The church was completely rebuilt in stone in 1488 and again in the Muscovite Baroque style in 1687–1689.

After the October Revolution, the church was looted. In 1930, it was closed and used in the 1930s by NKVD as the place of mass executions. In 1975, the building was transferred to the Museum of History of Moscow and in 1991, it was returned the Russian Orthodox Church. In 1994, here was placed the cross in the memory of victims of Soviet repressions.

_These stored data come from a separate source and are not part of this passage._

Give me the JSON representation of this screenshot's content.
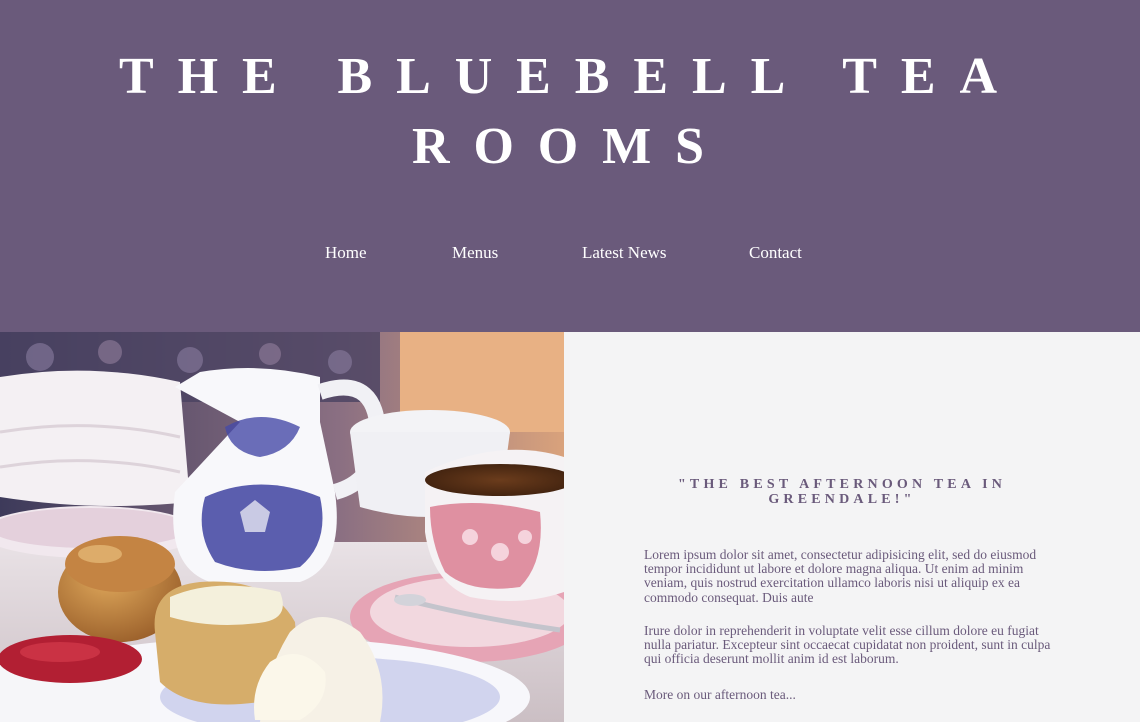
{
  "header": {
    "title": "THE BLUEBELL TEA ROOMS"
  },
  "nav": {
    "items": [
      {
        "label": "Home"
      },
      {
        "label": "Menus"
      },
      {
        "label": "Latest News"
      },
      {
        "label": "Contact"
      }
    ]
  },
  "hero": {
    "image_description": "afternoon tea photo-placeholder"
  },
  "content": {
    "quote": "\"THE BEST AFTERNOON TEA IN GREENDALE!\"",
    "paragraph_1": "Lorem ipsum dolor sit amet, consectetur adipisicing elit, sed do eiusmod tempor incididunt ut labore et dolore magna aliqua. Ut enim ad minim veniam, quis nostrud exercitation ullamco laboris nisi ut aliquip ex ea commodo consequat. Duis aute",
    "paragraph_2": "Irure dolor in reprehenderit in voluptate velit esse cillum dolore eu fugiat nulla pariatur. Excepteur sint occaecat cupidatat non proident, sunt in culpa qui officia deserunt mollit anim id est laborum.",
    "more_link": "More on our afternoon tea..."
  },
  "colors": {
    "header_bg": "#6a5a7b",
    "panel_bg": "#f4f4f5",
    "text_accent": "#6a5a7b"
  }
}
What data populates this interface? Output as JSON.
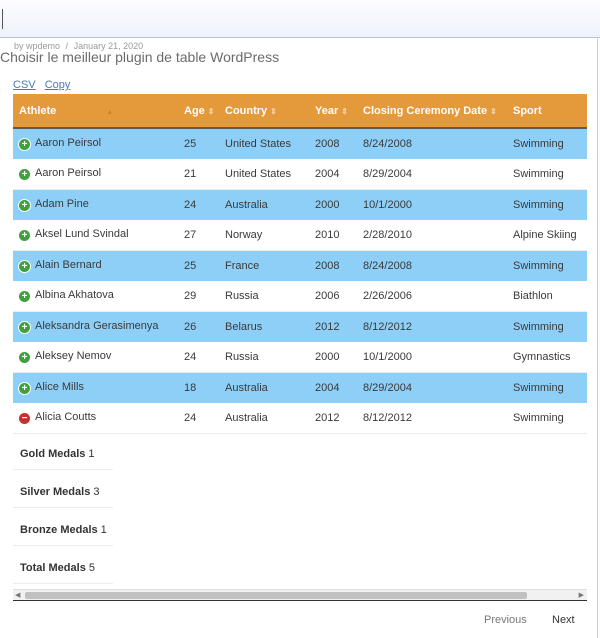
{
  "post": {
    "meta_author": "by wpdemo",
    "meta_sep": "/",
    "meta_date": "January 21, 2020",
    "title": "Choisir le meilleur plugin de table WordPress"
  },
  "export": {
    "csv": "CSV",
    "copy": "Copy"
  },
  "table": {
    "columns": [
      "Athlete",
      "Age",
      "Country",
      "Year",
      "Closing Ceremony Date",
      "Sport"
    ],
    "rows": [
      {
        "athlete": "Aaron Peirsol",
        "age": "25",
        "country": "United States",
        "year": "2008",
        "date": "8/24/2008",
        "sport": "Swimming",
        "toggle": "+"
      },
      {
        "athlete": "Aaron Peirsol",
        "age": "21",
        "country": "United States",
        "year": "2004",
        "date": "8/29/2004",
        "sport": "Swimming",
        "toggle": "+"
      },
      {
        "athlete": "Adam Pine",
        "age": "24",
        "country": "Australia",
        "year": "2000",
        "date": "10/1/2000",
        "sport": "Swimming",
        "toggle": "+"
      },
      {
        "athlete": "Aksel Lund Svindal",
        "age": "27",
        "country": "Norway",
        "year": "2010",
        "date": "2/28/2010",
        "sport": "Alpine Skiing",
        "toggle": "+"
      },
      {
        "athlete": "Alain Bernard",
        "age": "25",
        "country": "France",
        "year": "2008",
        "date": "8/24/2008",
        "sport": "Swimming",
        "toggle": "+"
      },
      {
        "athlete": "Albina Akhatova",
        "age": "29",
        "country": "Russia",
        "year": "2006",
        "date": "2/26/2006",
        "sport": "Biathlon",
        "toggle": "+"
      },
      {
        "athlete": "Aleksandra Gerasimenya",
        "age": "26",
        "country": "Belarus",
        "year": "2012",
        "date": "8/12/2012",
        "sport": "Swimming",
        "toggle": "+"
      },
      {
        "athlete": "Aleksey Nemov",
        "age": "24",
        "country": "Russia",
        "year": "2000",
        "date": "10/1/2000",
        "sport": "Gymnastics",
        "toggle": "+"
      },
      {
        "athlete": "Alice Mills",
        "age": "18",
        "country": "Australia",
        "year": "2004",
        "date": "8/29/2004",
        "sport": "Swimming",
        "toggle": "+"
      },
      {
        "athlete": "Alicia Coutts",
        "age": "24",
        "country": "Australia",
        "year": "2012",
        "date": "8/12/2012",
        "sport": "Swimming",
        "toggle": "−"
      }
    ]
  },
  "details": [
    {
      "label": "Gold Medals",
      "value": "1"
    },
    {
      "label": "Silver Medals",
      "value": "3"
    },
    {
      "label": "Bronze Medals",
      "value": "1"
    },
    {
      "label": "Total Medals",
      "value": "5"
    }
  ],
  "pagination": {
    "previous": "Previous",
    "next": "Next"
  }
}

On March 31, 1999, the metochion of the Eastern Orthodox Church of Alexandria was moved from Odesa to Moscow and was placed in the Church of All Saints. On November 25, 2019, Patriarch Kirill of Moscow and All Russia suspended the work of the Alexandria metochion in Moscow. The reason was the recognition of the Orthodox Church of Ukraine by the Patriarch of Alexandria.

On October 11, 2021, by the decree of Patriarch Kirill, Archbishop Leonid (Gorbachov) of Yerevan and Armenia was appointed rector of the All Saints church on Kulishki in Moscow. On December 30, 2021, Archbishop Leonid (Gorbachov) announced that the church was designated for the administrative needs of the newly formed Patriarchal Exarchate of Africa.